I have been writing stories, both real and imagined, ever since I was a teenager. But even after Ibecame a professional investigative newspaper journalist, which was my career for 19 years, I didn’t really consider myself a real “writer” until I published my first book in 2005, a narrative nonfiction book titled, POISONED LOVE, and even more so when I was finally able to publish my first crime novel, NAKED ADDICTION, in 2007. That book took me 17 years to get published, as did my upcoming thriller, DOPAMINE FIX, the first in a new series that will be released by Thomas & Mercer in 2026.
Do you write full-time? If so, what’s your workday like? If not, what do you do other than write and how do you find time to write?
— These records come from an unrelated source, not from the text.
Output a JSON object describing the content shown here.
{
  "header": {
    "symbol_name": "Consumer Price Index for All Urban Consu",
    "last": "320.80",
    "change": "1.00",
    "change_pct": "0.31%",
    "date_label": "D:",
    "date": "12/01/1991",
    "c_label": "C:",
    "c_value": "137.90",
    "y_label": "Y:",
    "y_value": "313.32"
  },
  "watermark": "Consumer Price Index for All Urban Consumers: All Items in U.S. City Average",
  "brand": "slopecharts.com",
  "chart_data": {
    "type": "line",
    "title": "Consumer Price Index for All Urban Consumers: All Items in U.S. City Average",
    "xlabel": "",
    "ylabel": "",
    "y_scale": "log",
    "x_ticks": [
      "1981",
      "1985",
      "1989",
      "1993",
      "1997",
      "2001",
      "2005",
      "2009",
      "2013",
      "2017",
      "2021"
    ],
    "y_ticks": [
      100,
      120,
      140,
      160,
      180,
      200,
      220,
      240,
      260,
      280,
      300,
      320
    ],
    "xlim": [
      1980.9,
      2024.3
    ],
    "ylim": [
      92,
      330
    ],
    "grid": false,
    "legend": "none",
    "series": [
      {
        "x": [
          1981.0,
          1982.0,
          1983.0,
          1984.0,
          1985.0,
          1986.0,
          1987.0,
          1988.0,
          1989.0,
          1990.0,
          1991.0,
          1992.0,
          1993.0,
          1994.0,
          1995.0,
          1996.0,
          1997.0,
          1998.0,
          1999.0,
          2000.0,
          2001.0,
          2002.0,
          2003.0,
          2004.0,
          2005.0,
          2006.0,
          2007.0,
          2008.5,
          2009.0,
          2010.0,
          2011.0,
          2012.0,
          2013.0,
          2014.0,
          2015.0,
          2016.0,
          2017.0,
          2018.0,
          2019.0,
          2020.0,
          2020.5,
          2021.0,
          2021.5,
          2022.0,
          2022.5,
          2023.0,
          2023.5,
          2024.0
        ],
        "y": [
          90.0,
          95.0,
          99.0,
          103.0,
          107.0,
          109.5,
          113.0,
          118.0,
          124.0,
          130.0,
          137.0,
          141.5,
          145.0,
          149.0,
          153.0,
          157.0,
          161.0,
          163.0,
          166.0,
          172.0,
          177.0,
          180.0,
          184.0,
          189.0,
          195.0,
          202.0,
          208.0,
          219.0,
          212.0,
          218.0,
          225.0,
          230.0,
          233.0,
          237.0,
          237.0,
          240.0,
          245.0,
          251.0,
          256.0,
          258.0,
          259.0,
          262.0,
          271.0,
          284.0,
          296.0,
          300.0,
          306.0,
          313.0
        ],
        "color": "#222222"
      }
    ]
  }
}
Yes, I’m a full-time author and have been since I quit the newspaper business in 2006. But my workdays are really quite varied, partly because I’ve learned that too much sitting and typing will injure my body and wear out my mind, so I make sure to exercise during the day, even if it’s just several walks around the neighborhood. But practically speaking, my days vary because it really depends on whether I’m working on a fiction or nonfiction book, and whether I have a book coming out soon. Writing a nonfiction book usually takes much longer than fiction, because it requires much more research, and sometimes it can take years to obtain documents I want or need. In addition to the obvious tasks of writing and researching, planning and doing interviews, there are also many other jobs/duties that fall under the umbrella of “author.” They include public speaking, appearing (and preparing for interviews) as a TV/radio/podcast crime commentator, book/writing/research coaching, book marketing and promotions, and blogging. I also spent more than a decade teaching classes and writing workshops, which I no longer have time to do. More recently, I have been spending more time working with TV/film people, from agents to producers and lawyers, reading and negotiating contracts, and talking about ways to tell a story. But when I can spend the day just writing fiction, with nothing else I HAVE to do, it’s pretty fun.
What would you say is your interesting writing quirk?
I’m a perfectionist, which can be pretty annoying to other people, I’m sure, but as a trained newspaper journalist, we were not allowed to make mistakes. I believe that accuracy and integrity are important to my credibility and reputation as a nonfiction writer, and while my storytelling abilities are also important in my nonfiction, they are even more important to my fiction. It’s taken me almost 20 years to get the crime fiction/thriller series contract I had my heart set on at the start, but I now know I had to learn the material and meet the real-life characters before I could write about them.
As a child, what did you want to be when you grew up?
I had no idea, really, but I did want to be a teacher, maybe because my parents were college professors. I always had my head buried in a book.
Anything additional you want to share with the readers?
Authors cannot get anywhere unless they have an audience, so we all very much appreciate you reading and buying our books, and we love hearing from you!